Closed GeraldIr closed 2 months ago
Do you have an example of these different result nodes? Maybe the check can also be improved? We are for instance thinking about a save_collection process, that could also have this problem.
From: Gerald Walter Irsiegler @.> Sent: Monday, December 4, 2023 11:44 AM To: Open-EO/openeo-python-client @.> Cc: Subscribed @.***> Subject: [Open-EO/openeo-python-client] Allow '_ensure_save_result' to be skipped with a flag in any place it is called. (Issue #513)
Often I find myself being unable to start jobs that have different result nodes which are incompatible with save_result and there has to be some workaround implemented for handling these edge cases.
I'd like to propose an optional flag for methods such as create_job and download which allows ensure save result to be skipped so that no superfluous save_result node gets added.
I can also create a PR for this if a change like this is approved.
— Reply to this email directly, view it on GitHubhttps://github.com/Open-EO/openeo-python-client/issues/513, or unsubscribehttps://github.com/notifications/unsubscribe-auth/ABNJPSH5Q75CQFPLCIQLMK3YHWSQTAVCNFSM6AAAAABAFYEIOOVHI2DSMVQWIX3LMV43ASLTON2WKOZSGAZDGNJVGAYDCMI. You are receiving this because you are subscribed to this thread.Message ID: @.***>
VITO Disclaimer: http://www.vito.be/e-maildisclaimer
We are currently using save_ml_model which stores results of random forest regression, we debated including this functionality in save_result but decided the outputs were different enough to justify its own process (and this might in the future be the case for more things, like UDFs).

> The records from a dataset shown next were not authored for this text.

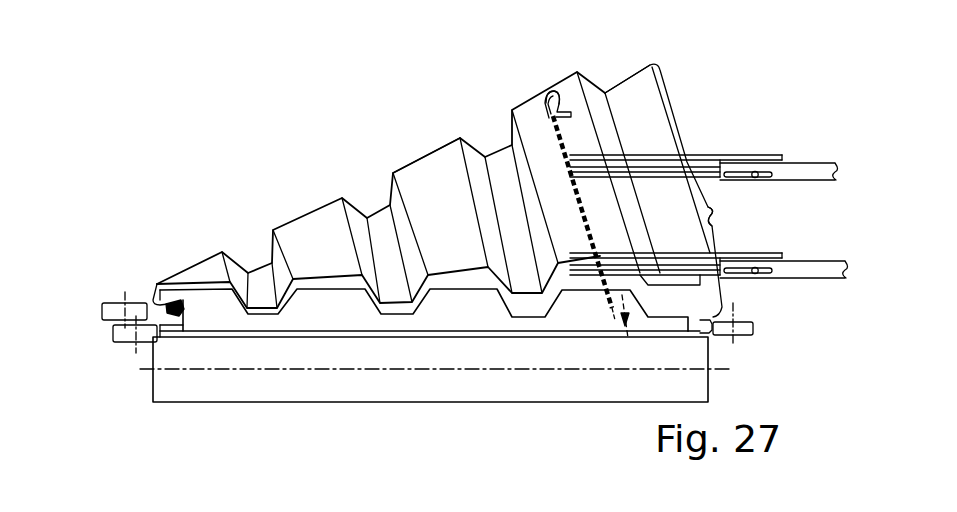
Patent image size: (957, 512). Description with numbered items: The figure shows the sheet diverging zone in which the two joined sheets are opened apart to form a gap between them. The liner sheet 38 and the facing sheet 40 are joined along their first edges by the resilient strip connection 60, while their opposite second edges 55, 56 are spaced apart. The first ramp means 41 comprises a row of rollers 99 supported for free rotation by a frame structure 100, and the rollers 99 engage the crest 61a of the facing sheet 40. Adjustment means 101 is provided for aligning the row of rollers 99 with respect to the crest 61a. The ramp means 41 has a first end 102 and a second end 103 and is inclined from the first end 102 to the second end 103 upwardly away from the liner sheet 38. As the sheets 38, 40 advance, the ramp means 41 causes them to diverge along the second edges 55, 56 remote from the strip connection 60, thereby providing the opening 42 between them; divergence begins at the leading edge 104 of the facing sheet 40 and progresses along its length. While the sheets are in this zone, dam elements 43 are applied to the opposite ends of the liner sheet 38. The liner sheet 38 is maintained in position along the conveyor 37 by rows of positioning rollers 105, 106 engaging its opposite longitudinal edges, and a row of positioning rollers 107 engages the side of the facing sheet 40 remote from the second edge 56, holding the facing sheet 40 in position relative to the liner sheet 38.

The conveyor 37 is at (512, 398).
The liner sheet 38 is at (336, 334).
The facing sheet 40 is at (430, 144).
The first ramp means 41 is at (570, 204).
The opening 42 is at (728, 211).
The dam element 43 is at (450, 318).
The second edge of the liner sheet 55 is at (707, 320).
The second edge of the facing sheet 56 is at (653, 67).
The resilient strip connection 60 is at (178, 296).
The crest of the facing sheet 61a is at (553, 90).
The rollers 99 is at (553, 130).
The frame structure 100 is at (593, 237).
The adjustment means 101 is at (752, 171).
The first end of the ramp means 102 is at (628, 338).
The second end of the ramp means 103 is at (546, 103).
The leading edge of the facing sheet 104 is at (624, 88).
The positioning rollers 105 is at (753, 331).
The positioning rollers 106 is at (113, 334).
The positioning rollers 107 is at (108, 307).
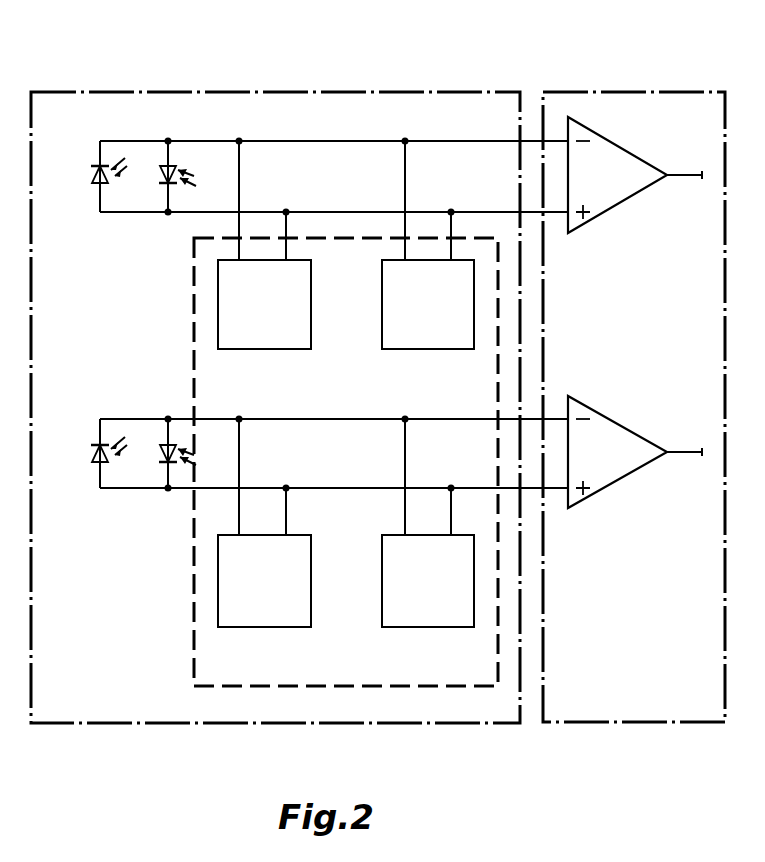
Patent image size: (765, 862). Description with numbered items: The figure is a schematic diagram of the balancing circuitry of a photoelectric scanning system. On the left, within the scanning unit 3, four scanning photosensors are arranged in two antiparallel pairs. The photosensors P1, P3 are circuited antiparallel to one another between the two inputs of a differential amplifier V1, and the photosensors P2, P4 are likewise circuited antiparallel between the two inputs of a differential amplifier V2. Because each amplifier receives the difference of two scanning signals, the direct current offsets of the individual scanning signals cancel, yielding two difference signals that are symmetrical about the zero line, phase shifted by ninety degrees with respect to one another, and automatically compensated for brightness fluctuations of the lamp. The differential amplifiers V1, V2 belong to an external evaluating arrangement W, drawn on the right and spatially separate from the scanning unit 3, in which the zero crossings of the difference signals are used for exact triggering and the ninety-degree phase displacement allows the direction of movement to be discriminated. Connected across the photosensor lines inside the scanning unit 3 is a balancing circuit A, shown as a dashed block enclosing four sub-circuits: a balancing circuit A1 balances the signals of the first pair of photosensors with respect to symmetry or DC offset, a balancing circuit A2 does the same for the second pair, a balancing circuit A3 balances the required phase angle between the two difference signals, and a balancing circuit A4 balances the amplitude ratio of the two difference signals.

The scanning unit 3 is at (272, 86).
The evaluating arrangement W is at (630, 86).
The balancing circuit A is at (194, 340).
The balancing circuit A1 is at (268, 350).
The balancing circuit A2 is at (268, 628).
The balancing circuit A3 is at (438, 350).
The balancing circuit A4 is at (440, 628).
The photosensor P1 is at (96, 186).
The photosensor P2 is at (96, 465).
The photosensor P3 is at (164, 186).
The photosensor P4 is at (164, 465).
The differential amplifier V1 is at (607, 197).
The differential amplifier V2 is at (606, 475).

I think for more advanced users having the option would be a benefit, and making it optional would save the users relying on it currently from any trouble.
is save_ml_model
the only use case you're talking about? Because we can easily whitelist that process alongside save_result
in the logic.
ah no wait, save_ml_model
is already whitelisted in MlModel.create_job()
so I'm not sure I fully understand the problem here.
can you provide some examples in code snippets?
I would like to skip the save_result
for some of the sen2like
processing and now created a PR to do so: https://github.com/Open-EO/openeo-python-client/pull/627 Not sure, if I miss something, I could not find a whitelist for save_ml_model
to use it as an example.
Side note: if you do connection.create_job(your_cube.flat_graph())
, no save_result will be added. This is the easy way around.
A better way forward would be to fetch the schema for the last process, and only add save_result
if the output is a datacube.
Now the thing is, sen2like claims the output is a datacube, so as a user, I would expect that I actually need to add a save_result
process, otherwise I won't get valid output. Also the process description does not mention anything in this regards.
@ValentinaHutter Is that process metadata correct?
Thanks for pointing this out, then I will use the create job with the flat graph for now! The reason for this is that sen2like processor natively generates a Sentinel2 like .SAFE folder holding all the results. In order to make use of other openeo processes on top of that, we then load the data from the .SAFE afterwards. So, when we only want to generate the .SAFE output, we would not need a save_result process afterwards. This is why the return value of sen2like is a datacube. This is described in the process metadata.
In order to make use of other openeo processes on top of that, we then load the data from the .SAFE afterwards. So, when we only want to generate the .SAFE output, we would not need a save_result process afterwards.
I'm not completely following: if you don't have a save_result in your first job, you don't really have result assets in your job results so how can you reference to that cube in another job?
Isn't it better to define a "SAFE" file format in your capabilities to be used in this case?
I could not find a whitelist for save_ml_model to use it as an example.
FYI: I was referring to this part in create_job
of the MlModel
class:
added auto_add_save_result
option to download/create_job/execute_batch with cfd9f1a91f15de9ba98b894dd7f038f656232fdc
Often I find myself being unable to start jobs that have different result nodes which are incompatible with save_result and there has to be some workaround implemented for handling these edge cases.
I'd like to propose an optional flag for methods such as create_job and download which allows ensure save result to be skipped so that no superfluous save_result node gets added.
I can also create a PR for this if a change like this is approved.